Anyone play the burger games stalker game? I really like its FLOW system but I haven't gotten a group to play and don't have my book on me to describe FLOW from. Diceless system with a solid structure that rewards good ideas and role playing. Players don't need to see any numbers but they're still there.

OldSchool Hack

It's basically a hack of I think red box D&D from ye olden days in an attempt to modernize it.

oldschoolhack.net/

You are truly autistic.

I honestly diddnt like Dungeon World.
I ran a 3 session campaign with it and it was pretty mundane.
My two problems with it were
- Restricted to 6 sided dice. That honestly only leaves a little wiggle room for things to happen.
- Not enough rules to justify really even being a game, like the other user said
>You're just writing fan-fiction with other people

k

>doesn't have any rules

Dank meme, friend.

Is it still shilling if the Kickstarter is done?

He said CLASSIC Resident Evil, not post RE4 dumb action movie bullshit.

I personally think teenagers from outer space looks fun.

Disgusting, they''re underage, leave them alone.

Normality is a post psypocolyptic rpg...in theory. In practice it's basically unplayable, as its both incredibly pretentious and largely formed out of in setting documents from a world where everyone is (maybe) insane and real is (maybe) falling apart. It has some neat features, like encouraging the gm to actively confuse, lie to, and disorient players, and the fact that character gen is basically just picking as some words out of a random book, but overall its mostly useless

Just the mood of Tactics, I don't really want to emulate the system perfectly.
I'm mostly in it for the cute non-humans.

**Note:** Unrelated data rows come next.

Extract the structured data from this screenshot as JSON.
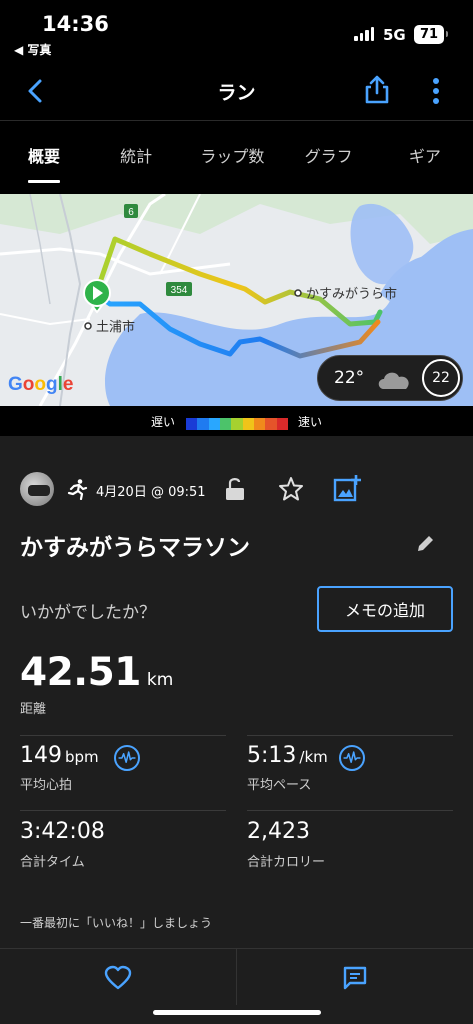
{
  "status_bar": {
    "time": "14:36",
    "back_app": "◀ 写真",
    "network": "5G",
    "battery": "71"
  },
  "nav": {
    "title": "ラン",
    "back_icon": "chevron-left-icon",
    "share_icon": "share-icon",
    "more_icon": "more-vertical-icon"
  },
  "tabs": [
    {
      "label": "概要",
      "active": true
    },
    {
      "label": "統計",
      "active": false
    },
    {
      "label": "ラップ数",
      "active": false
    },
    {
      "label": "グラフ",
      "active": false
    },
    {
      "label": "ギア",
      "active": false
    }
  ],
  "map": {
    "label_start": "土浦市",
    "label_end": "かすみがうら市",
    "route_number_a": "6",
    "route_number_b": "354",
    "provider": "Google",
    "weather": {
      "temp": "22°",
      "wind": "22"
    }
  },
  "legend": {
    "slow": "遅い",
    "fast": "速い",
    "colors": [
      "#1a3bd6",
      "#1f7bf0",
      "#29a7ff",
      "#4cc36a",
      "#a6d12f",
      "#f0c419",
      "#f08a1c",
      "#e5542a",
      "#d92a2a"
    ]
  },
  "activity": {
    "date": "4月20日 @ 09:51",
    "title": "かすみがうらマラソン",
    "question": "いかがでしたか？",
    "memo_button": "メモの追加"
  },
  "stats": {
    "distance": {
      "value": "42.51",
      "unit": "km",
      "label": "距離"
    },
    "heart_rate": {
      "value": "149",
      "unit": "bpm",
      "label": "平均心拍"
    },
    "pace": {
      "value": "5:13",
      "unit": "/km",
      "label": "平均ペース"
    },
    "time": {
      "value": "3:42:08",
      "label": "合計タイム"
    },
    "calories": {
      "value": "2,423",
      "label": "合計カロリー"
    }
  },
  "social": {
    "prompt": "一番最初に「いいね！」しましょう",
    "like_icon": "heart-icon",
    "comment_icon": "comment-icon"
  },
  "colors": {
    "accent": "#4aa3ff",
    "background": "#1e1e1e",
    "start_marker": "#2fb34a"
  }
}
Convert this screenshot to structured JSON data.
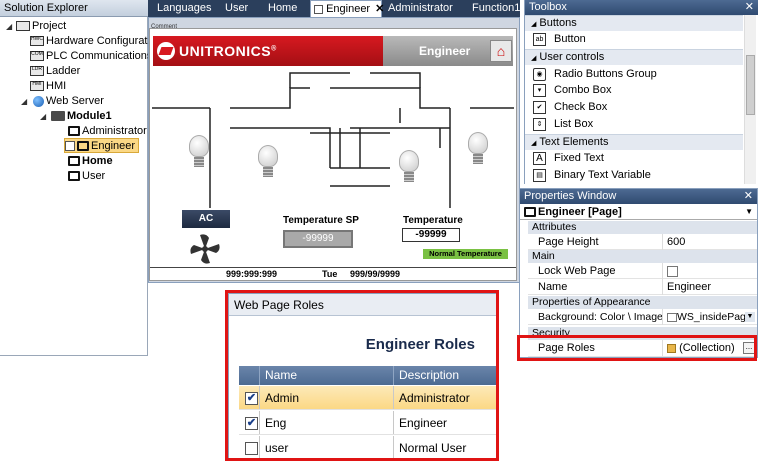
{
  "solution_explorer": {
    "title": "Solution Explorer",
    "items": [
      {
        "label": "Project",
        "icon": "project-icon"
      },
      {
        "label": "Hardware Configuratio",
        "icon": "hardware-config-icon"
      },
      {
        "label": "PLC Communications",
        "icon": "plc-comm-icon"
      },
      {
        "label": "Ladder",
        "icon": "ladder-icon"
      },
      {
        "label": "HMI",
        "icon": "hmi-icon"
      },
      {
        "label": "Web Server",
        "icon": "globe-icon"
      },
      {
        "label": "Module1",
        "icon": "folder-icon"
      },
      {
        "label": "Administrator",
        "icon": "monitor-icon"
      },
      {
        "label": "Engineer",
        "icon": "monitor-icon"
      },
      {
        "label": "Home",
        "icon": "monitor-icon"
      },
      {
        "label": "User",
        "icon": "monitor-icon"
      }
    ],
    "icon_text": {
      "hw": "HWC",
      "plc": "COM",
      "ladder": "LDR",
      "hmi": "HMI"
    }
  },
  "tabs": [
    {
      "label": "Languages"
    },
    {
      "label": "User"
    },
    {
      "label": "Home"
    },
    {
      "label": "Engineer",
      "active": true
    },
    {
      "label": "Administrator"
    },
    {
      "label": "Function1"
    }
  ],
  "designer": {
    "comment_label": "Comment",
    "brand": "UNITRONICS",
    "brand_mark": "®",
    "page_title": "Engineer",
    "ac_button": "AC",
    "temp_sp_label": "Temperature SP",
    "temp_sp_value": "-99999",
    "temp_label": "Temperature",
    "temp_value": "-99999",
    "normal_temp": "Normal Temperature",
    "status_time": "999:999:999",
    "status_day": "Tue",
    "status_date": "999/99/9999"
  },
  "toolbox": {
    "title": "Toolbox",
    "categories": [
      {
        "label": "Buttons",
        "items": [
          {
            "label": "Button",
            "icon": "button-icon",
            "glyph": "ab"
          }
        ]
      },
      {
        "label": "User controls",
        "items": [
          {
            "label": "Radio Buttons Group",
            "icon": "radio-group-icon"
          },
          {
            "label": "Combo Box",
            "icon": "combo-box-icon"
          },
          {
            "label": "Check Box",
            "icon": "check-box-icon"
          },
          {
            "label": "List Box",
            "icon": "list-box-icon"
          }
        ]
      },
      {
        "label": "Text Elements",
        "items": [
          {
            "label": "Fixed Text",
            "icon": "fixed-text-icon",
            "glyph": "A"
          },
          {
            "label": "Binary Text Variable",
            "icon": "binary-text-icon"
          }
        ]
      }
    ]
  },
  "properties": {
    "title": "Properties Window",
    "selected": "Engineer [Page]",
    "categories": {
      "attributes": "Attributes",
      "main": "Main",
      "appearance": "Properties of Appearance",
      "security": "Security"
    },
    "rows": {
      "page_height": {
        "name": "Page Height",
        "value": "600"
      },
      "lock_web_page": {
        "name": "Lock Web Page",
        "value": false
      },
      "name": {
        "name": "Name",
        "value": "Engineer"
      },
      "background": {
        "name": "Background: Color \\ Image",
        "value": "WS_insidePage"
      },
      "page_roles": {
        "name": "Page Roles",
        "value": "(Collection)",
        "button": "..."
      }
    }
  },
  "roles_dialog": {
    "title": "Web Page Roles",
    "heading": "Engineer Roles",
    "columns": [
      "Name",
      "Description"
    ],
    "rows": [
      {
        "name": "Admin",
        "description": "Administrator",
        "checked": true,
        "selected": true
      },
      {
        "name": "Eng",
        "description": "Engineer",
        "checked": true,
        "selected": false
      },
      {
        "name": "user",
        "description": "Normal User",
        "checked": false,
        "selected": false
      }
    ],
    "check_glyph": "✔"
  },
  "colors": {
    "highlight": "#e01414",
    "brand_red": "#d71920",
    "tab_bar": "#2b3f5c",
    "selection": "#fbd885"
  }
}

Saying something good about a thing you liked isn't shilling.
The rudest thing you can say at it is "shit taste", but why would you want to rudepost on this good board?

Artesia, Adventures in the Known World is a fairly crunchy, d10 based, life-path, low-fantasy rpg. (Rolls are either d10+Attribute (+/- modifiers) or d10+Attribute+Skill (+/- modifiers).
More on the simulationist side of things than anything else, but it runs pretty smooth, and I've had some fun with it.

And, hey, the comic series it's based off is pretty good, too. If he would just bloody finish the damn thing.

mediafire.com/download/f96qdqj7ydxmvbl/Artesia_Adventures_in_the_Known_World.pdf

Still sad this never got more material.